Hands-onLesson 14 of 16

Lab: Anomaly Detection with Azure Monitor

Build a practical anomaly workflow using Azure Monitor data, baselines, and enriched alerts for faster incident detection.

🧒 Simple Explanation (ELI5)

This lab teaches you to spot unusual behavior automatically instead of waiting for a metric to cross one fixed threshold.

🤔 Why Do We Need It?

🌍 Real-world Analogy

If your home electricity bill is always higher on weekends, a smart system learns that pattern. It only alerts when usage becomes strange for that expected weekend pattern.

⚙️ Technical Explanation

The lab uses a baseline window plus current metric values. The detector compares current values against recent normal behavior and emits an enriched alert with deviation, likely impact, and supporting context.

📊 Visual Representation

Anomaly Lab Flow
Azure Metrics
Baseline Builder
Detector
Enriched Alert

⌨️ Commands / Syntax

kusto
InsightsMetrics
| where Namespace == "container.azm.ms/kubestate"
| summarize avg(Val) by bin(TimeGenerated, 5m), Name
python
def is_anomalous(current, baseline_mean, baseline_std):
    upper = baseline_mean + (3 * baseline_std)
    return current > upper, upper

🧪 Hands-on

  1. Choose a metric such as request latency, CPU, or queue length.
  2. Collect 7 days of historical values in 5-minute buckets.
  3. Compute a simple moving baseline and deviation band.
  4. Run the detector against current data.
  5. Create an alert payload that includes baseline, current value, and percentage deviation.
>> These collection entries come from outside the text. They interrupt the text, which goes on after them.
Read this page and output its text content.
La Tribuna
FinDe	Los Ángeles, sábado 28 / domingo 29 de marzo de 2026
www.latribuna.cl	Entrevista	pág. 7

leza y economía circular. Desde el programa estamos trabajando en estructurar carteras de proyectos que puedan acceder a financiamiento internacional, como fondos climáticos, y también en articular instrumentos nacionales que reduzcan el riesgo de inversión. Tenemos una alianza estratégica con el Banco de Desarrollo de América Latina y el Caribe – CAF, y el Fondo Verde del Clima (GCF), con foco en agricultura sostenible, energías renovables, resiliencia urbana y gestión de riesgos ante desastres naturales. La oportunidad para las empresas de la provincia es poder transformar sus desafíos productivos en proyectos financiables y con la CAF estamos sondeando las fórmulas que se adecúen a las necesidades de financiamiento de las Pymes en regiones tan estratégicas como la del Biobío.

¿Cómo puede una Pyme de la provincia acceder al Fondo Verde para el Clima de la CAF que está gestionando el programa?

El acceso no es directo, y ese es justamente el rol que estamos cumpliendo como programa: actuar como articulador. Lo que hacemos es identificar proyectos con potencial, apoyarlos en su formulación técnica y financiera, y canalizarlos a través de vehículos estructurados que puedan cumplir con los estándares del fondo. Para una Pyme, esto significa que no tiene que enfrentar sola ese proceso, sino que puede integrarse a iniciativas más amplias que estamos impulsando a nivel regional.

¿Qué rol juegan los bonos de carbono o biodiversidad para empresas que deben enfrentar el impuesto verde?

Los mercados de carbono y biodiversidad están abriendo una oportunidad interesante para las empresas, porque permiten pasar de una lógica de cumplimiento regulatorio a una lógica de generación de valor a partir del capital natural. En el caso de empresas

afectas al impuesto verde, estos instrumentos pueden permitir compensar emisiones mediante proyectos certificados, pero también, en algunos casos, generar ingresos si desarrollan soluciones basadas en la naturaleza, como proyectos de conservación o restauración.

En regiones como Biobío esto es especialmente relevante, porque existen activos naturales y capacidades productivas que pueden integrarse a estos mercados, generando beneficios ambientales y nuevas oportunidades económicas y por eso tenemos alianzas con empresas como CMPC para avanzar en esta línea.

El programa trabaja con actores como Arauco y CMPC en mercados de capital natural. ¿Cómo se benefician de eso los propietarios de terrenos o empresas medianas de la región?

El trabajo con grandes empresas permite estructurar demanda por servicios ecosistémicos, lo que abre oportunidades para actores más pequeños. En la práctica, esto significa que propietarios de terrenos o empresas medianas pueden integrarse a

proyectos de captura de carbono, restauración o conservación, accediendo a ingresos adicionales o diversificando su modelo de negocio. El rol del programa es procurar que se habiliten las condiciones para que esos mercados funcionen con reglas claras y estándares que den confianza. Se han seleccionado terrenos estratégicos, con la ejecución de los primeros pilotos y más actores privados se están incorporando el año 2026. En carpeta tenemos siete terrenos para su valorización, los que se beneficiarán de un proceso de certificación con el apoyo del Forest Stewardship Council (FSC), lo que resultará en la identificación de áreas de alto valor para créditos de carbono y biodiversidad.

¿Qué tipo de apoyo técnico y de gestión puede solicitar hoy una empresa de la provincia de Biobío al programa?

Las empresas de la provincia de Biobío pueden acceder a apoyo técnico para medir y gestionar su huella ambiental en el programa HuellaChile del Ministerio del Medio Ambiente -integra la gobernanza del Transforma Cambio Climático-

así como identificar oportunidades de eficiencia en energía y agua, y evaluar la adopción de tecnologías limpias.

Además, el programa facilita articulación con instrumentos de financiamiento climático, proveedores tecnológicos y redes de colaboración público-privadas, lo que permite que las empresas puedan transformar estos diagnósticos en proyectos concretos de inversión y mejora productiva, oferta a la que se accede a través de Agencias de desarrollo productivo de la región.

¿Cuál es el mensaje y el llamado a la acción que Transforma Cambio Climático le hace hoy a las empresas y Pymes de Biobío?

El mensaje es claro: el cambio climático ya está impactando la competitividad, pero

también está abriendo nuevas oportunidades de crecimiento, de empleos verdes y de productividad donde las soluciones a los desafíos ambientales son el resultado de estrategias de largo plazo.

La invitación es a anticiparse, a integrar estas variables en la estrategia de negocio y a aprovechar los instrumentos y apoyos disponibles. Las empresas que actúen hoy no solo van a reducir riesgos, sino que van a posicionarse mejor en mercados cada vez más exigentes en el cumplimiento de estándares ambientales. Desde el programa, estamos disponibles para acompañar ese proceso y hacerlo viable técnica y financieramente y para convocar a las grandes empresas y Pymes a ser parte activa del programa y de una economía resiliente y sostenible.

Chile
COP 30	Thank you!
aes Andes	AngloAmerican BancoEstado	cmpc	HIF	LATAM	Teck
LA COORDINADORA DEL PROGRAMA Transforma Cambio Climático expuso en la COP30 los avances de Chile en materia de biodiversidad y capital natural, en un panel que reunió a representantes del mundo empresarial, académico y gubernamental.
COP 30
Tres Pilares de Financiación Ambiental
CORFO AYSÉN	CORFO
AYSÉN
🧭 Example (Real-world Use Case)

An internal API usually sees low traffic overnight. At 02:30, latency rises from 90ms to 280ms. A static 500ms threshold never fires, but the anomaly model catches the abnormal jump and triggers early investigation.

🛠️ Try It Yourself

🐛 Debugging Scenario

Problem: You get anomalies every morning when traffic ramps up.

🎯 Interview Questions

Beginner

What is a baseline in anomaly detection?

A baseline is the expected normal behavior of a metric over time.

Why are static thresholds limited?

They do not adapt to seasonality, traffic patterns, or service-specific behavior.

What is a simple way to detect anomalies?

Compare the current value against a historical mean and standard deviation or a dynamic band.

What does Azure Monitor provide in this lab?

It provides the telemetry source used to build baselines and evaluate current behavior.

Why enrich anomaly alerts?

Enrichment gives responders context such as deviation magnitude and recent changes so they can act faster.

Intermediate

How do you choose a detection window?

I choose a window that matches the service behavior and the response speed needed, balancing sensitivity and stability.

Why is seasonality important?

Because traffic and load often vary by hour, weekday, and business cycle, and ignoring that creates false positives.

What is the tradeoff between sensitivity and noise?

Higher sensitivity catches more true issues but also increases false positives, so calibration matters.

How do you validate anomaly models?

Backtest on historical incidents and known normal periods, then compare misses and false alarms.

Would you use one model for every service?

No. Different services have different traffic shapes, baselines, and business tolerance for noise.

Scenario-based

Your anomaly detector performs well for APIs but badly for batch jobs. Why?

Because batch jobs follow different execution patterns and need separate baselines and alert logic.

How would you reduce false positives without missing real incidents?

I would add contextual features, minimum duration, and multimetric confirmation rather than simply raising thresholds.

An anomaly fires, but users are unaffected. What do you do?

I treat it as calibration feedback and inspect whether the model flagged an interesting but non-actionable pattern.

Would you feed deployment events into the detector?

Yes. Deployment timing often explains behavior shifts and helps the model separate expected changes from suspicious ones.

How do you move this lab toward production?

Start with shadow alerts, tune against history, then phase into advisory and finally paging once the signal is trustworthy.

📝 Summary

This lab turns anomaly detection into a concrete monitoring pattern: baseline, compare, enrich, and alert with context rather than raw threshold crossings.